Das Boarding verläuft geordnet, an Bord gibt’s wenig Überraschendes: Edelweiss hat das Business-Class-Gestühl von Swiss geerbt , etwas aufgehübscht und mit angenehmeren Farben überzogen (das LX-Braun war noch nie mein Ding). Der Thronsitz ließ sich nach der Buchung kostenlos auswählen. (y)

Eigentlich könnte es pünktlich losgehen, doch es gibt erst einen Slot in frühestens 20 Minuten. Auf dem Rollfeld müssen wir noch zwei andere Flugzeuge passieren lassen, so dass die HB-JMF, 22 Jahre alt und auf den Namen „Belalp“ getauft, mit etwa 45 Minuten Verspätung abhebt. Im Laufe des Fluges wird daraus aufgrund starken Gegenwinds sogar noch ein bisschen mehr.

Nach dem Start von Bahn 16 und dem Durchbrechen der Wolkendecke eröffnet sich ein schöner Blick auf die Alpen.

YHZ_09_28_g-2.jpg

Service und Essen sind solide.

Es gibt Tomaten-Büffelmozzarella als Vorspeise

YHZ_09_28_g-3.jpg

und Birnen-Käse-Ravioli als Hauptgang.

YHZ_09_28_g-4.jpg

Das Dessert (Schokoladenmousse) ist zu schnell vertilgt, um es auf ein Foto zu schaffen.

Der Anflug auf Halifax erfolgt aus Nordosten, und die ersten Ausblicke verheißen Gutes: Es hängt schon viel buntes Herbstlaub an den Bäumen, aber es ist auch noch Luft auf der nach oben offenen Indian-Summer-Skala.

YHZ_09_28_g-6.jpg

YHZ_09_28_g-7.jpg

Das Unschöne an der Edelweiss-Business-Class: Sie befindet sich hinter einem großen Economy-Abteil (das die Position von First & Stübli bei LX eingenommen hat) im mittleren Teil des Flugzeugs. Wird durch Tür 1L ausgestiegen, ist folglich das halbe Flugzeug bereits bei der Immigration. Zwar gibt es in Kanada die Möglichkeit, über die ArriveCAN-App vorab die Zollformalitäten zu erledigen, was eine separate Schlange und schnellere Einreise verspricht, aber: „Sorry, Sir, our systems are down“. Also in der normalen Schlange anstehen, bei der auch nur die Hälfte der Automaten funktioniert (der Einreisebereich in YHZ wird gerade umgebaut).

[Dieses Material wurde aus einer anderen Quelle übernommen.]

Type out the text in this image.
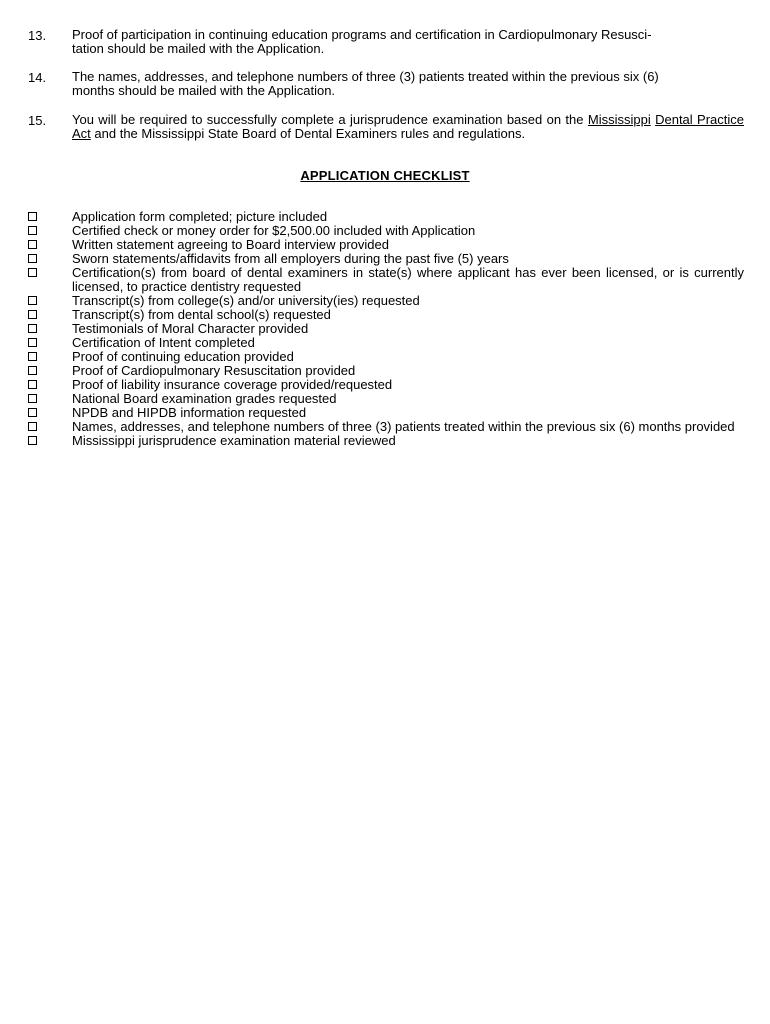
13. Proof of participation in continuing education programs and certification in Cardiopulmonary Resusci-
tation should be mailed with the Application.
14. The names, addresses, and telephone numbers of three (3) patients treated within the previous six (6)
months should be mailed with the Application.
15. You will be required to successfully complete a jurisprudence examination based on the Mississippi Dental Practice Act and the Mississippi State Board of Dental Examiners rules and regulations.
APPLICATION CHECKLIST
Application form completed; picture included
Certified check or money order for $2,500.00 included with Application
Written statement agreeing to Board interview provided
Sworn statements/affidavits from all employers during the past five (5) years
Certification(s) from board of dental examiners in state(s) where applicant has ever been licensed, or is currently licensed, to practice dentistry requested
Transcript(s) from college(s) and/or university(ies) requested
Transcript(s) from dental school(s) requested
Testimonials of Moral Character provided
Certification of Intent completed
Proof of continuing education provided
Proof of Cardiopulmonary Resuscitation provided
Proof of liability insurance coverage provided/requested
National Board examination grades requested
NPDB and HIPDB information requested
Names, addresses, and telephone numbers of three (3) patients treated within the previous six (6) months provided
Mississippi jurisprudence examination material reviewed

Kurzer Plausch mit der Grenzbeamtin. „Hiking in Cape Breton? Nice. Enjoy your stay.” 🇨🇦

Avis Preferred hat da was nichts vorbereitet, und so zieht sich die Abholung des Mietwagens etwas hin. Es wird dann ein Hyundai Elantra, Modelljahr 2025, 26000 km, in herrlichem Rostschutzfarbengrau. Eigentlich zwei Nummern zu groß für mich, aber wer will bei realpreisigen 313 Euro für elf Tage schon meckern.

YHZ_09_28_g-5.jpg

Erster Stopp: Canadian Tire, eine kanadische Kette für Auto- und Campingzubehör. Für umgerechnet 7,02 Euro erstehe ich den vielleicht wichtigsten Ausrüstungsgegenstand der Reise, eine Schraubkartusche mit 226 Gramm feinstem Isobutan-Propan-Gemisch für den Gaskocher. Anschließend wird der direkt daneben liegende Walmart geplündert.

Erschrocken angesichts der hohen Lebensmittelpreise geht es schließlich in den Porters Lake Provincial Park, östlich von Halifax, das praktisch gelegene Ziel für die erste Nacht. Es ist schon dunkel, als ich endlich dort ankomme, und so wird das neu gekaufte, noch nie ausprobierte Zelt direkt mal bei Dunkelheit aufgebaut. Klappt sogar unfallfrei.

Leider ist dieser Teil, da der Reisebericht ursprünglich nicht geplant war, sehr, sehr textlastig geworden. Morgen geht’s dann – auch opulent-bildertechnisch – richtig los.